Edwardsville Lacks Food Diversity, Students Hope for Change

Anna Kutz, Life Editor

Hang on for a minute...we're trying to find some more stories you might like.

Email This Story

College towns are known for their vibrant colors, diverse cultures and booming downtowns. Edwardsville never got the memo.


Edwardsville is home to one branch of Southern Illinois University, making it logical for expansions in food and fashion businesses. But there is a clear distinction between Edwardsville and the college’s other location.


While Carbondale is a college town, Edwardsville is a town with a college.


This vital difference leads to one thing: the food court delicacies and campus necessities don’t translate over to the entire surrounding area. Instead, Edwardsville has repeats of the same boring places: two McDonald’s, two Dairy Queens, soon-to-be two Starbucks and more than enough banks.


In an average college town, these would be centrally located, and there would be no need for so many of the same places. They would be downtown, near campus, and these facilities would be used by college students and residents alike.


Instead, Edwardsville is stuck with over ten banks and repeated fast food joints. Local teens aren’t too happy with this — they want variety.


While Edwardsville does boast Thai, Korean and Italian restaurants, along with a wide selection of Mexican and Chinese eateries, for local teens it’s still lacking.


Senior Amal Tamari wants Ethiopian food, bubble tea, and Middle Eastern cuisine to come soon.


Her logic is simple: instead of doubling up on subpar food, diversity and quality is needed.


“I think the more options, the better,” Tamari said.


Other students are fine with the spread that Edwardsville has accumulated, but they would prefer to add different chain restaurants to the town.

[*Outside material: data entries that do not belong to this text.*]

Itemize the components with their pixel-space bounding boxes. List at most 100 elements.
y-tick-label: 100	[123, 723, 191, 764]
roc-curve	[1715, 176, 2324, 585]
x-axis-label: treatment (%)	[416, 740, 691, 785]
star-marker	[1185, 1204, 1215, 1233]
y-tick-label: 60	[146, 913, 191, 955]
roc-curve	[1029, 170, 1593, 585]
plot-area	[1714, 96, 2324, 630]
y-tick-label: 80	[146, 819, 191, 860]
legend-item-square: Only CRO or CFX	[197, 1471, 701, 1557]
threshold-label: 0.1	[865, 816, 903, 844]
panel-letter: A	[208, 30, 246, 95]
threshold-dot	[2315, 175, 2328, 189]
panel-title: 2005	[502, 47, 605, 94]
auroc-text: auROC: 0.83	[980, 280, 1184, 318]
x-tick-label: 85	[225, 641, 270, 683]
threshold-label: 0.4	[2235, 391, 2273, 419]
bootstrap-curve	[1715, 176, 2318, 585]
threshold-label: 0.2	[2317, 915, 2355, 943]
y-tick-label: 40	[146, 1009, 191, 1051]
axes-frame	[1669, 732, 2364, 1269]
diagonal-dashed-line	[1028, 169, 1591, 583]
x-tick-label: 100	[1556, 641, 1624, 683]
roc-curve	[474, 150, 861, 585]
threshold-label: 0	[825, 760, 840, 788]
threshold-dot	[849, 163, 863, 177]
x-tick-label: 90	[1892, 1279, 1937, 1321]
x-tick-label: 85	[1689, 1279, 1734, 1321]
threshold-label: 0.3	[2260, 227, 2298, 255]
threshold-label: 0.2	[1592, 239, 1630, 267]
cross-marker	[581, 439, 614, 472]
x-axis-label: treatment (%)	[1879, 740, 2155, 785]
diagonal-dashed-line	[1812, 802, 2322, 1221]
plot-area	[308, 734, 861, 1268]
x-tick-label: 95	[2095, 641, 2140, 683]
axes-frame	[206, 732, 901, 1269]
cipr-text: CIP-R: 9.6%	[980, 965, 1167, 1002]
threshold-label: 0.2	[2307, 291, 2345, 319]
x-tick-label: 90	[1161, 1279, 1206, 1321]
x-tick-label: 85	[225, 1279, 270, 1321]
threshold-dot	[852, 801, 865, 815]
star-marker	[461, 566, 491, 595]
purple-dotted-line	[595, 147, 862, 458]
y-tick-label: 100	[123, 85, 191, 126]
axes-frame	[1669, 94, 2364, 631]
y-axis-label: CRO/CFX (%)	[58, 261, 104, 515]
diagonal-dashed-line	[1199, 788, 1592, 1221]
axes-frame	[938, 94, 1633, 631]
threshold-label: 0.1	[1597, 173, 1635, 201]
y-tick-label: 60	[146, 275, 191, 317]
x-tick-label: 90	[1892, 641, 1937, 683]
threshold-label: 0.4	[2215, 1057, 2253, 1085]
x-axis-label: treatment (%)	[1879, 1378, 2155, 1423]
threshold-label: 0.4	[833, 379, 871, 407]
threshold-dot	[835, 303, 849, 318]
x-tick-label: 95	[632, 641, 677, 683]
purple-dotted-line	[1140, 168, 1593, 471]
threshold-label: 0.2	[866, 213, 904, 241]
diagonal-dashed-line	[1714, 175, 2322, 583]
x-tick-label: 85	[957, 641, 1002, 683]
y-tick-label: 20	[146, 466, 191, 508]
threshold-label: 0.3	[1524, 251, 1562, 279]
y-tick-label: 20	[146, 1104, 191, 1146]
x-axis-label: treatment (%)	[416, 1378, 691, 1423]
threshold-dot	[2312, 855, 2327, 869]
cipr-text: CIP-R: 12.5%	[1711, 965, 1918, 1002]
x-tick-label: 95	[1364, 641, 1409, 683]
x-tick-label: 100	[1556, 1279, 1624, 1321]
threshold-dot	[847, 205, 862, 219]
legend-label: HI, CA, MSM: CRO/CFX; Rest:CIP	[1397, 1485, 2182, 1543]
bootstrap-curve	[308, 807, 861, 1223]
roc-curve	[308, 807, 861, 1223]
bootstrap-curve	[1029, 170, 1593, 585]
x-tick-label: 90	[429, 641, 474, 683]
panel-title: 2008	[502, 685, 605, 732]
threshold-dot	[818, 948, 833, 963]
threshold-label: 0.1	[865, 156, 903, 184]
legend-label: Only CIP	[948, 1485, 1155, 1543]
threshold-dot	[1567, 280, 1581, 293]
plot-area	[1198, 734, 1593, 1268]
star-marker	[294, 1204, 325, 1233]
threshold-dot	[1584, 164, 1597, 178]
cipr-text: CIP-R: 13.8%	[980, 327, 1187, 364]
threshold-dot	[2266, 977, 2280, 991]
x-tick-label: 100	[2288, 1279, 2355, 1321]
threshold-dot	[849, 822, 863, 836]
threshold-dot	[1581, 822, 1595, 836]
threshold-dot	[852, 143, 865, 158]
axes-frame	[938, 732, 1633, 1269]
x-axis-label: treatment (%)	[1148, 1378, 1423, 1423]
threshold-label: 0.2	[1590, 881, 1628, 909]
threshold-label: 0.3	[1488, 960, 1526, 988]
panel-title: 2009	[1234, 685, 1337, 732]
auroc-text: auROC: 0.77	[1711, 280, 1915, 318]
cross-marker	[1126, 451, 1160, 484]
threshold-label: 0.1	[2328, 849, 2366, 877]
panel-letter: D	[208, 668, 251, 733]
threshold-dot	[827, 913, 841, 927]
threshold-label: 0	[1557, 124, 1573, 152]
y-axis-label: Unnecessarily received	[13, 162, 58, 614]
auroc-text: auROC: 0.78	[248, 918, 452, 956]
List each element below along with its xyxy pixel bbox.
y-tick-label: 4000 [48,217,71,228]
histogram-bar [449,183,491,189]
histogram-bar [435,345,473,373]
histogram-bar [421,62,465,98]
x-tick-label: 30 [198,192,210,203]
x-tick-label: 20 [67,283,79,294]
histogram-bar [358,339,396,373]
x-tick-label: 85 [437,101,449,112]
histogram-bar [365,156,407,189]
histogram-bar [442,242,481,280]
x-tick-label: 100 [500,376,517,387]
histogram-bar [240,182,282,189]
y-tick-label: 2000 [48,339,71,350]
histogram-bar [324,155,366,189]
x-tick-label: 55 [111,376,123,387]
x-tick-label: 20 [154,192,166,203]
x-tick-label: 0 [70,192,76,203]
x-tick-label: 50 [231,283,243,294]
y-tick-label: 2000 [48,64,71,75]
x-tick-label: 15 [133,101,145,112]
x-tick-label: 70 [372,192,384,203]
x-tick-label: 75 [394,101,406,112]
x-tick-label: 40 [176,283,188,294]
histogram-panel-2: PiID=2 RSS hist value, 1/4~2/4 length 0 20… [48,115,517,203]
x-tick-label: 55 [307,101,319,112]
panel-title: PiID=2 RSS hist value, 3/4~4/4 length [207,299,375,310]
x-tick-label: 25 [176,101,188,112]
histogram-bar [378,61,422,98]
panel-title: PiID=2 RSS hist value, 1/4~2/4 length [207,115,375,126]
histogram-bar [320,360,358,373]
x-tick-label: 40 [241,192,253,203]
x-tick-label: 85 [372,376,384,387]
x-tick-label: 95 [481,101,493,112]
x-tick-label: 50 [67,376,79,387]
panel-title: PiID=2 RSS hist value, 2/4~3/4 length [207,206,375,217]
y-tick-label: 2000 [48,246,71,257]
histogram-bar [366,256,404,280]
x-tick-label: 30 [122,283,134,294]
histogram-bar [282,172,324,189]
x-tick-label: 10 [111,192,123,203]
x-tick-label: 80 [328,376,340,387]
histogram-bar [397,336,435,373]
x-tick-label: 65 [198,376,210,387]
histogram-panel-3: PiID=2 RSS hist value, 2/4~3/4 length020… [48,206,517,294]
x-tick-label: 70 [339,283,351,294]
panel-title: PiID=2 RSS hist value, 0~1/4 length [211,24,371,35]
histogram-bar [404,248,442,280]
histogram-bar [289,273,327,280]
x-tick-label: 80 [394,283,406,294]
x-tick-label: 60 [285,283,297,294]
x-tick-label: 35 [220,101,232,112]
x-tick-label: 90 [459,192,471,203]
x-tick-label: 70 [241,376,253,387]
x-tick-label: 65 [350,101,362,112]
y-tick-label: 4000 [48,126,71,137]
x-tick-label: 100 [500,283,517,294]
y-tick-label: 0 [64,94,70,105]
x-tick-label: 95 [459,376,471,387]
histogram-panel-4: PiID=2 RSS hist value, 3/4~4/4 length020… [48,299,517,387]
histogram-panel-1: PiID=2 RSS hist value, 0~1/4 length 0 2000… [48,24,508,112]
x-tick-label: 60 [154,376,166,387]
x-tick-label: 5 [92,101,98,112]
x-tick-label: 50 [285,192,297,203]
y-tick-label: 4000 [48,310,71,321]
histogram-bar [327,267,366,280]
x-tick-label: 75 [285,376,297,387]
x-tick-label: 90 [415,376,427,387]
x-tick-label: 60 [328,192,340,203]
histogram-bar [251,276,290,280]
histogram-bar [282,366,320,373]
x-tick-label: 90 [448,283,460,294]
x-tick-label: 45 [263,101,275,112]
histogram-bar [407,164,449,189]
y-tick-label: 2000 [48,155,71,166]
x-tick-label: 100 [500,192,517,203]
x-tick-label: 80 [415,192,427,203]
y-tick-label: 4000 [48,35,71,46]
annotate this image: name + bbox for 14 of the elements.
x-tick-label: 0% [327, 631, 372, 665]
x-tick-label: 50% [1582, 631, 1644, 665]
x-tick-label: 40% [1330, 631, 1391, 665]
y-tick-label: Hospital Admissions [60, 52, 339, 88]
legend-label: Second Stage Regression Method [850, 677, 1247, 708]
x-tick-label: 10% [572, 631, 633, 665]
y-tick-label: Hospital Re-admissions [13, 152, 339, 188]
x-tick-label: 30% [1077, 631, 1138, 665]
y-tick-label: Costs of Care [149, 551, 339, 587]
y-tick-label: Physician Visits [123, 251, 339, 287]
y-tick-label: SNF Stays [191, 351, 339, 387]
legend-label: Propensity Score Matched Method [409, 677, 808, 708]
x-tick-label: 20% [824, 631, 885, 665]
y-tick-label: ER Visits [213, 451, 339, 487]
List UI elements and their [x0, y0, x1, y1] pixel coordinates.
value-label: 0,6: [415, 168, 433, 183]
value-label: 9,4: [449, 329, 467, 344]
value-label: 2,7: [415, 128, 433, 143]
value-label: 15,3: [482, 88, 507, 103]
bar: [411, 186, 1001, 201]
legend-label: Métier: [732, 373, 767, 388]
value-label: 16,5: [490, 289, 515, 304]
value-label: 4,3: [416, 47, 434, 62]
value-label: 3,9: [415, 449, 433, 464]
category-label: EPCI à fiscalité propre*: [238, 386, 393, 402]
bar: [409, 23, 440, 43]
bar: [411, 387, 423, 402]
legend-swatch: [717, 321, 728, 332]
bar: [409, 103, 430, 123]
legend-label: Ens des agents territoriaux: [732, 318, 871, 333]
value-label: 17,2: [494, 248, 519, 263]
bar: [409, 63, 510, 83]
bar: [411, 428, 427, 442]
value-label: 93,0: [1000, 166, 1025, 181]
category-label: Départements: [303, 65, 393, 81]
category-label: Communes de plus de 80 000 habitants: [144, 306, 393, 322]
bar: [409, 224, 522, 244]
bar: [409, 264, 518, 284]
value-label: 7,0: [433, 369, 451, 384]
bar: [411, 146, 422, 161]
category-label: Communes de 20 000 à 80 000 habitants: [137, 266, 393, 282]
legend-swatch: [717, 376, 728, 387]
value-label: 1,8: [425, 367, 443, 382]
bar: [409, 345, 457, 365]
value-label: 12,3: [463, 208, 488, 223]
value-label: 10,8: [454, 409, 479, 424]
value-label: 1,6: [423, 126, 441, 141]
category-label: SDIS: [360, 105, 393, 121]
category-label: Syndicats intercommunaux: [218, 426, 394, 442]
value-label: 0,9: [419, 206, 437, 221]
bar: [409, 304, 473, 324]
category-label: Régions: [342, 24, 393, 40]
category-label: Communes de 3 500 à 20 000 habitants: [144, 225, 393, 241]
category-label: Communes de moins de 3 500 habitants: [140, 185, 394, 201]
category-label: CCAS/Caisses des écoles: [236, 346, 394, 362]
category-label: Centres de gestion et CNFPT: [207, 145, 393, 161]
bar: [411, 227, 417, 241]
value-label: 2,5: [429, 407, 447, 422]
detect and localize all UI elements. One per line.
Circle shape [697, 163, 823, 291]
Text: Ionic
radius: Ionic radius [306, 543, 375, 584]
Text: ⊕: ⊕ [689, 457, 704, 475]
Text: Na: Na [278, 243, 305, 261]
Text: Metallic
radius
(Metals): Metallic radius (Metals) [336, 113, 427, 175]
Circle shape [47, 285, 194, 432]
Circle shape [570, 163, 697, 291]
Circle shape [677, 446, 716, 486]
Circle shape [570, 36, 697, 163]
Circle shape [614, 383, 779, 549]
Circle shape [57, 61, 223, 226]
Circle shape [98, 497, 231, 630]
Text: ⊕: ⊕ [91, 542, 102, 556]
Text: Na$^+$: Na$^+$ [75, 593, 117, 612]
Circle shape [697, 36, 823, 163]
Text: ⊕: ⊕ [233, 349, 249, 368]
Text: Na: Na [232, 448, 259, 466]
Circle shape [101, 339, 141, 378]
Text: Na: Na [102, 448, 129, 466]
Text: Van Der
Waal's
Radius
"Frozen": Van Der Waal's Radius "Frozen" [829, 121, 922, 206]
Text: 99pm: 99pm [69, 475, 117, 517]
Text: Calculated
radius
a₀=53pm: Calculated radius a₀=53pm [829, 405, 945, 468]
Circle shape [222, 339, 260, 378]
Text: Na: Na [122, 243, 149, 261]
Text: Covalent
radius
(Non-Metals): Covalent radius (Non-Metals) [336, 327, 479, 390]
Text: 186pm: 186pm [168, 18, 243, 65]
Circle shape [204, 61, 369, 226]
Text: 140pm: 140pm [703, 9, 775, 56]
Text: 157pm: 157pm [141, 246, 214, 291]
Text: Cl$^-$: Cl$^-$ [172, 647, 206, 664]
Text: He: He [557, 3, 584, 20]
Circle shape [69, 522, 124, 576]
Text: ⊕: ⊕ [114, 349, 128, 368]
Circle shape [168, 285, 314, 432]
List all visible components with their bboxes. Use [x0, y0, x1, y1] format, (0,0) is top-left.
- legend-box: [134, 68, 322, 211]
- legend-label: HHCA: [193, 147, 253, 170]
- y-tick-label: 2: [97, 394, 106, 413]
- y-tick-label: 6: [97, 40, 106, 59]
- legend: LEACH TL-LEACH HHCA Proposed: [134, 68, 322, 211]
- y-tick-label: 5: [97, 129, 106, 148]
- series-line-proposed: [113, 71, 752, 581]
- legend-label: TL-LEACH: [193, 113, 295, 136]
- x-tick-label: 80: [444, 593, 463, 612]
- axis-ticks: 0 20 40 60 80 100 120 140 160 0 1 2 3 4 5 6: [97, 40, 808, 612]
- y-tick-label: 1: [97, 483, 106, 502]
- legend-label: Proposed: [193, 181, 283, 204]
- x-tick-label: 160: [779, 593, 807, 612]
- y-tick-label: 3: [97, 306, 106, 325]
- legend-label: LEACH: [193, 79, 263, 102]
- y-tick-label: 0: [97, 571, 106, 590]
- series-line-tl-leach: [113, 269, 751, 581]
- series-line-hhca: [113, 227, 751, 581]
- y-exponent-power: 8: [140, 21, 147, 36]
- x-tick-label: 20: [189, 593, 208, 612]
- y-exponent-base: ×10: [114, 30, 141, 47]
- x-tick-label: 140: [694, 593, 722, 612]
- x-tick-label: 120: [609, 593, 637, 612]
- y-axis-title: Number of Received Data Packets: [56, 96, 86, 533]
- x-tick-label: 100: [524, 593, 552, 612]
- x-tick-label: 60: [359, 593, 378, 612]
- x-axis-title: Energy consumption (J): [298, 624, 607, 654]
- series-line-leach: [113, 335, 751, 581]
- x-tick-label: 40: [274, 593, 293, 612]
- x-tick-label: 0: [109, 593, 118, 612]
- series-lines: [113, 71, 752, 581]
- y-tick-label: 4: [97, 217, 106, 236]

Senior Clara Dawson expressed her interest in a Chipotle, and countless other students have been waiting for Chick-Fil-A for years.


However, it’s impossible to know for certain if Edwardsville will get any of these new additions, but it doesn’t stop students from wishing. Tamari, who plans to go to college in Chicago, hopes that Edwardsville businesses could take after the windy city one day.


“Chicago has all the food I could ever want,” Tamari said. “I think diversity like Chicago (for Edwardsville) would be great.”